Shade Nox is a blood witch in a land of wizards. The only thing protecting the citizens of Malavita from a dark blight that is creeping ever closer is the Veil, but the Veil is failing. Armed with information on how to raise a Veil, Shade sets out across a post-apocalyptic wasteland to protect her people, but the mafia-like Brotherhood of wizards has other plans. Shade must battle wizards, the elements, and herself to raise a veil and stop the blight from taking over her world.
Obsidian is an epic fantasy novel with an intriguing premise but an uneven execution. I love fantasy novels and dystopian novels so a mash-up of the two would normally be a hit for me, but this one just didn’t get me there.
First, what I enjoyed. I thought the magic system in this novel was very cool and built out well. For bloodwizards and bloodwitches to do magic, they must possess blades created from powerful gemstones. The more powerful the gemstone, the more power there is behind your magic. When a witch or wizard wants to use elemental magic, they cut themselves with their blades, drawing blood. It’s a really interesting combination of magics that I thought added excitement to the story.

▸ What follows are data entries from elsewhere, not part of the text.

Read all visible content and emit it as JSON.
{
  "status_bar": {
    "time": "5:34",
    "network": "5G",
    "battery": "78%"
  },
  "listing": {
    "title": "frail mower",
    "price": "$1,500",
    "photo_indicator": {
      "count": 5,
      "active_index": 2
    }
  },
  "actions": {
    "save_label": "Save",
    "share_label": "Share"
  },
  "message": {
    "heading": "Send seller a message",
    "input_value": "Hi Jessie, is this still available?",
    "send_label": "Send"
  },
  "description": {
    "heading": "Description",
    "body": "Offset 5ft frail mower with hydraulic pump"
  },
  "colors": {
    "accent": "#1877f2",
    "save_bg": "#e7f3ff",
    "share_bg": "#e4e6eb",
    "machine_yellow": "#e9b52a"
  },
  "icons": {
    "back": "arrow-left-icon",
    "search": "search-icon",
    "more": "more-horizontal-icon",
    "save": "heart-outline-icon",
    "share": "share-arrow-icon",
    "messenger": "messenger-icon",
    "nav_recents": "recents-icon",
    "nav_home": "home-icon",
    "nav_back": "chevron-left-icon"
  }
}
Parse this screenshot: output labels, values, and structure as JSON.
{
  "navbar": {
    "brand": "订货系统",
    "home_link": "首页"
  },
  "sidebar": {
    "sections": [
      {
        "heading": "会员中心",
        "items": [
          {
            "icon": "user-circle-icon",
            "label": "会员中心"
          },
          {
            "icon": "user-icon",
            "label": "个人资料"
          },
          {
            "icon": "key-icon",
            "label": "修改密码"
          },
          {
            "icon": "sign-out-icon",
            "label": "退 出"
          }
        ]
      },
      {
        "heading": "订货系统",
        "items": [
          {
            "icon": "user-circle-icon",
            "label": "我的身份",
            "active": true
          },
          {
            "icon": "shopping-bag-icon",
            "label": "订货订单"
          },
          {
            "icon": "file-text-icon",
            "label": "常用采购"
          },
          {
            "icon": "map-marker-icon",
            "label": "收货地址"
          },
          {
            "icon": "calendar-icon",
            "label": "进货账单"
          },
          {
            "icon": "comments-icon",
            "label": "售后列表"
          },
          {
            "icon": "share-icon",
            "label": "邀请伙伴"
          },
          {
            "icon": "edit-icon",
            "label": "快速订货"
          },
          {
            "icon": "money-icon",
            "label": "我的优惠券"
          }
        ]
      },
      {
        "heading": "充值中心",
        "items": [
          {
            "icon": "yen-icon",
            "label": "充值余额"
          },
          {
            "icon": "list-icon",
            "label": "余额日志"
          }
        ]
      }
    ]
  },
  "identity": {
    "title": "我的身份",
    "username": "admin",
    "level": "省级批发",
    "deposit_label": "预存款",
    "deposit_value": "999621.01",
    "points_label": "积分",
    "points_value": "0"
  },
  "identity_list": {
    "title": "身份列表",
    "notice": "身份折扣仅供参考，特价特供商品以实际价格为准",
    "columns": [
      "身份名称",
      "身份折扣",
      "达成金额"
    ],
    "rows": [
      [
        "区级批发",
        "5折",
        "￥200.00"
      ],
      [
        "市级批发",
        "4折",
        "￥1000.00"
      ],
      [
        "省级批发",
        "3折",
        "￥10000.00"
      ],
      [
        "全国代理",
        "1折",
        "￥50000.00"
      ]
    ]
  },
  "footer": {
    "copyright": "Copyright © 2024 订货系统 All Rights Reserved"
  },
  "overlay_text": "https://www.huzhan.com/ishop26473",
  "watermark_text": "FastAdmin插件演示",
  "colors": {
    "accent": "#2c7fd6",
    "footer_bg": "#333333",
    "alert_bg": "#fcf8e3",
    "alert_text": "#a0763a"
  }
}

I also enjoyed the character of Shade. She’s a kickass lady who is feared by the Brotherhood and their wizards. I thought she was well developed and multilayered. I found the other characters in the book to be less interesting, mainly because they lacked any real backstory or motivation. The focus on these characters was their relationship to Shade so they didn’t stand alone as characters at all. There was also an element of every character being in love with Shade, which I personally did not enjoy. I love a good romance, but these were more dalliances that didn’t progress the story or build out the characters in any way.
I found the world building to be lackluster and a little confusing. I was really intrigued by the Wastes and the demons that they encountered there, but I didn’t understand how the Wastes came to be, what the demons actually were, and how people survive in the Wastes. I think I would have connected with the story more if the history of Malavita had been more fully fleshed out.